Il 22 agosto le autorità egiziane in borghese hanno arrestato Gamal Abdelhamid Ziada, padre del giornalista freelance residente in Belgio Ahmed Gamal Ziada. Il quotidiano tedesco Deutsche Welle riporta che l’uomo è stato fermato, bendato, ammanettato e interrogato per il lavoro del figlio: secondo Wadih Al-Asmar, presidente della Ong per i diritti umani Euromed Rights, «l’ufficiale ha affermato che il figlio del signor Ziada incitava contro lo Stato e lo ha descritto come un “giornalista in fuga”».

I pubblici ministeri gli hanno mosso le stesse vaghe accuse che sta affrontando Alaa Eladly, nonostante non sia una persona politicamente attiva secondo il figlio: diffusione di informazioni false, uso improprio dei social media e appartenenza a un gruppo vietato. Su Facebook Ahmed ha pubblicato un appello in cui ha chiesto la scarcerazione del padre, il cui arresto sembra una ritorsione per la sua attività giornalistica.
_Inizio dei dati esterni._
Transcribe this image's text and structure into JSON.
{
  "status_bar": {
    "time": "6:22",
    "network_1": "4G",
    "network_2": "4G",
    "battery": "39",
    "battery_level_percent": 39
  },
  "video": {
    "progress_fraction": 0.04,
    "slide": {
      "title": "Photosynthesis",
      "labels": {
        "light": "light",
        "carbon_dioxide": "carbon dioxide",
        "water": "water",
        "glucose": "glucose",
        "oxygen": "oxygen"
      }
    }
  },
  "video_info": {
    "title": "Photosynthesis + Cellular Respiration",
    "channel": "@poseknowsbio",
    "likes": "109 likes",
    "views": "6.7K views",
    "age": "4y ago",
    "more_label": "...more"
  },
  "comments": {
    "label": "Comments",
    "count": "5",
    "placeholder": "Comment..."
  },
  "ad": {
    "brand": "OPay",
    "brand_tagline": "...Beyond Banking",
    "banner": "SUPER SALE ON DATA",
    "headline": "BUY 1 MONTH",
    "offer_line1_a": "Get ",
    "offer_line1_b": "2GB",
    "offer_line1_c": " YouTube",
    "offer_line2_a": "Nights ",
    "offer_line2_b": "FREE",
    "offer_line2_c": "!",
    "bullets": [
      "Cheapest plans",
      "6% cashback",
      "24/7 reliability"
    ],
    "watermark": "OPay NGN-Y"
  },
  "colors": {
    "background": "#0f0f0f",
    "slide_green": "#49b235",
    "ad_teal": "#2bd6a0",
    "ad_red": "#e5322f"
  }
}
In un rapporto del 2019 sulla tortura nelle detenzioni egiziane, la Ong Human Rights First ha stimato una cifra di circa 65.000 prigionieri politici, ma i dati potrebbero essere più alti. «L’anno scorso solo al Cairo circa 2.500 dissidenti sono stati arrestati e portati davanti alla Procura suprema per la sicurezza dello Stato semplicemente per aver esercitato i loro diritti umani», ha detto a DW Marie Gorgis, ricercatrice egiziana di Amnesty International. Ma le autorità egiziane continuano a negare l’esistenza dei prigionieri politici nel Paese.